In job interviews, this graph theoretic approach has the added advantage that you can ask the interviewer to clarify whether “invert the tree” means “reverse the left-right ordering” (as we have explored so far), “construct the complement graph” (which you can get by subtracting the adjacency matrix $A$ from the $n\times n$ matrix of all ones), or “construct the reverse (or transpose) graph” (which is obtained by transposing the adjacency matrix).
But we’re not done yet!
An \(\mathcal{O}(\log n)\) approach
Let’s look at our binary tree and its inverse one more time:
The left/right labeling on the edges imposes an ordering on the leaf vertices:
[1, 3, 6, 9]
In fact, the tree structure is an example of hierarchical clustering.

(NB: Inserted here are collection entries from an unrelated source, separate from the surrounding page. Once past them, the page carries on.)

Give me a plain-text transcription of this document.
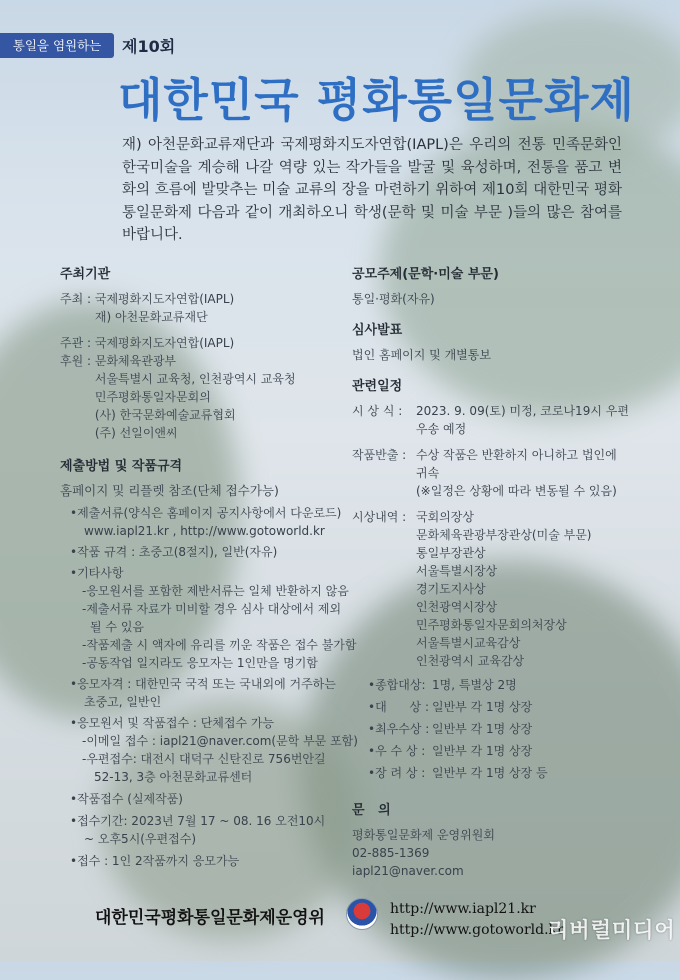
통일을 염원하는	제10회
대한민국 평화통일문화제

재) 아천문화교류재단과 국제평화지도자연합(IAPL)은 우리의 전통 민족문화인 한국미술을 계승해 나갈 역량 있는 작가들을 발굴 및 육성하며, 전통을 품고 변화의 흐름에 발맞추는 미술 교류의 장을 마련하기 위하여 제10회 대한민국 평화통일문화제 다음과 같이 개최하오니 학생(문학 및 미술 부문 )들의 많은 참여를 바랍니다.

주최기관
주최 : 국제평화지도자연합(IAPL)
재) 아천문화교류재단
주관 : 국제평화지도자연합(IAPL)
후원 : 문화체육관광부
서울특별시 교육청, 인천광역시 교육청
민주평화통일자문회의
(사) 한국문화예술교류협회
(주) 선일이앤씨
제출방법 및 작품규격
홈페이지 및 리플렛 참조(단체 접수가능)
•제출서류(양식은 홈페이지 공지사항에서 다운로드)
www.iapl21.kr , http://www.gotoworld.kr
•작품 규격 : 초중고(8절지), 일반(자유)
•기타사항
-응모원서를 포함한 제반서류는 일체 반환하지 않음
-제출서류 자료가 미비할 경우 심사 대상에서 제외
될 수 있음
-작품제출 시 액자에 유리를 끼운 작품은 접수 불가함
-공동작업 일지라도 응모자는 1인만을 명기함
•응모자격 : 대한민국 국적 또는 국내외에 거주하는
초중고, 일반인
•응모원서 및 작품접수 : 단체접수 가능
-이메일 접수 : iapl21@naver.com(문학 부문 포함)
-우편접수: 대전시 대덕구 신탄진로 756번안길
52-13, 3층 아천문화교류센터
•작품접수 (실제작품)
•접수기간: 2023년 7월 17 ~ 08. 16 오전10시
~ 오후5시(우편접수)
•접수 : 1인 2작품까지 응모가능
공모주제(문학·미술 부문)
통일·평화(자유)
심사발표
법인 홈페이지 및 개별통보
관련일정
시 상 식 : 2023. 9. 09(토) 미정, 코로나19시 우편
우송 예정
작품반출 : 수상 작품은 반환하지 아니하고 법인에
귀속
(※일정은 상황에 따라 변동될 수 있음)
시상내역 : 국회의장상
문화체육관광부장관상(미술 부문)
통일부장관상
서울특별시장상
경기도지사상
인천광역시장상
민주평화통일자문회의처장상
서울특별시교육감상
인천광역시 교육감상
•종합대상: 1명, 특별상 2명
•대      상 : 일반부 각 1명 상장
•최우수상 :
일반부 각 1명 상장
•우 수 상 : 일반부 각 1명 상장
•장 려 상 : 일반부 각 1명 상장 등
문   의
평화통일문화제 운영위원회
02-885-1369
iapl21@naver.com
대한민국평화통일문화제운영위	http://www.iapl21.kr
http://www.gotoworld.kr
리버럴미디어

So, we can think of the binary tree as a hierarchical clustering of the leaves, with labels assigned to each cluster in the hierarchy.
For example, the vertex with label 7 is uniquely identified by the leaves {6, 9}
.
In particular, there is a 1:1 correspondence between non-leaf vertices and the collection of leaves among that vertex’s children. Therefore, our binary tree can be represented by an ordered list of the leaf vertices, and a map from each cluster to the value assigned to that node. In the example this is:
# ordering of the leaves
[1, 3, 6, 9]
# cluster labeling:
{1, 3} --> 2
{6, 9} --> 7
{1, 3, 6, 9} --> 4
With this structure, inverting the binary tree is just reversing the list of leaves:
[1, 3, 6, 9] --> [9, 6, 3, 1]
which has time complexity \(\mathcal{O}(\log n)\), where $n$ is the number of nodes in the tree. As is often the case, to achieve this performance we have introduced a bit of added spatial complexity: we are identifying each intermediate vertex by the set of leaves defining that cluster, and these sets will grow quite large for large trees. In addition we have traded away easy tree traversal: the cluster labeling doesn’t immediately tell us which vertices are that vertex’s children; we have to reconstruct that information from the data.
Nevertheless, this approach should be very hard to beat when it comes specifically to inverting the binary tree. Good luck at the interviews, glorious software engineers!